フェールオーバーを実行するには、CNAME レコードを編集し、代替ゾーンを指定する必要があります。
DNS (具体的には Azure DNS) を使用する利点は、Azure DNS の情報がグローバルにレプリケートされるため、単一リージョンの障害に対する回復性があることです。
この手順は、Event Hubs Geo-DR の場合と似ていますが、ユーザーが自分で完全に制御でき、アクティブ/アクティブ シナリオでも機能します。
ファイル共有ベースのフェールオーバー構成
エンドポイント情報の共有に DNS を使用する最もシンプルな代替方法は、プライマリ エンドポイントの名前をプレーンテキスト ファイルに格納し、障害に対して堅牢で、引き続き更新を許可するインフラストラクチャからファイルを提供することです。
グローバル対応でコンテンツ レプリケーションが可能な高可用性 Web サイト インフラストラクチャを既に実行している場合は、このようなファイルをそこに追加し、切り替えが必要な場合はファイルを再発行します。
注意
エンドポイント名は、シークレットを含む完全な接続文字列ではなく、この方法でのみ公開する必要があります。

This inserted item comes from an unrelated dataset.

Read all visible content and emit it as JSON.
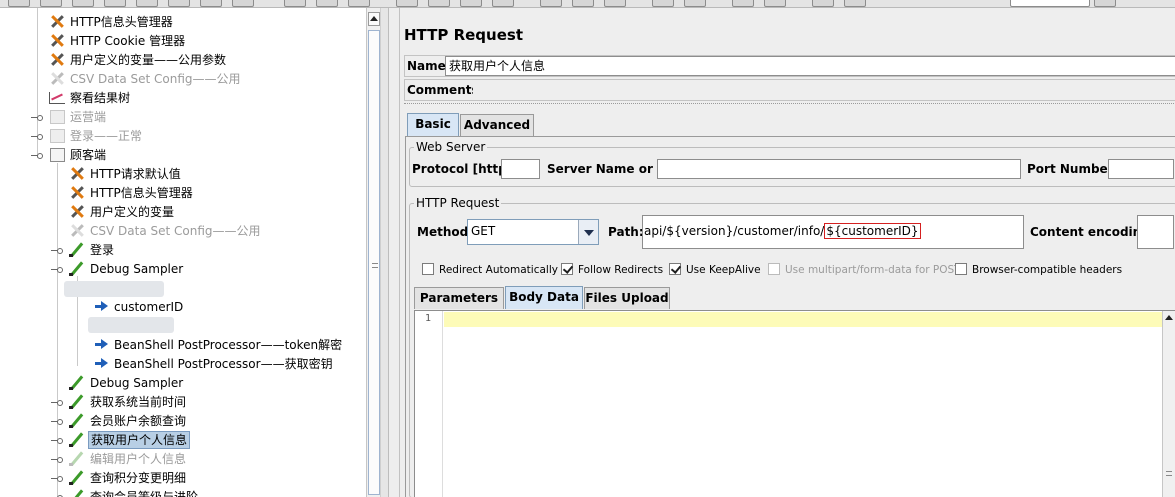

コンシューマーのフェールオーバーに関する追加の考慮事項
イベント ハブ コンシューマーの場合、フェールオーバー戦略に関するその他の考慮事項は、イベント プロセッサのニーズによって異なります。
バックアップ データから、データベースを含むシステムを再構築する必要がある障害が発生し、そのデータベースが直接、またはイベント ハブに保持されているイベントからの中間処理を介してフィードされる場合は、バックアップを復元してから、元のシステムが破棄された時点からではなく、データベースのバックアップが作成された時点からシステムへのイベントの再生を開始する必要があります。
障害がシステムのスライスにのみ影響する場合や、実際には到達できなくなったイベント ハブが 1 つだけの場合は、処理が中断されたのとほぼ同じ位置からイベントの処理を続行するのが一般的です。
いずれかのシナリオを実現し、それぞれの Azure SDK のイベント プロセッサを使用するには、新しいチェックポイント ストアを作成し、処理を再開する "タイムスタンプ" に基づいて、初期のパーティション位置を指定します。
切り替え元のイベント ハブのチェックポイント ストアに引き続きアクセスできる場合は、既に処理されているイベントをスキップし、最後に中断した場所から正確に再開するのに、前述の伝達されたメタデータが役立ちます。
マージする
マージ パターンには、1 つのターゲットを指す 1 つまたは複数のレプリケーション タスクがあります。また、通常のプロデューサーと同時に、同じターゲットにイベントが送信される場合もあります。
これらのパターンの種類は次のとおりです。
- 2 つ以上のレプリケーション関数で、別々のソースからイベントを同時に取得し、それらを同じターゲットに送信する。
- もう 1 つのレプリケーション関数で、ソースからイベントを取得するが、ターゲットもプロデューサーによって直接使用される。
- パターンは前述のものだが、2 つ以上のイベント ハブ間でミラー化されるため、イベントの生成場所に関係なく、それらのイベント ハブには同じストリームが含まれる。
最初の 2 つのパターンの違いはわずかであり、単純なレプリケーション タスクと異なりません。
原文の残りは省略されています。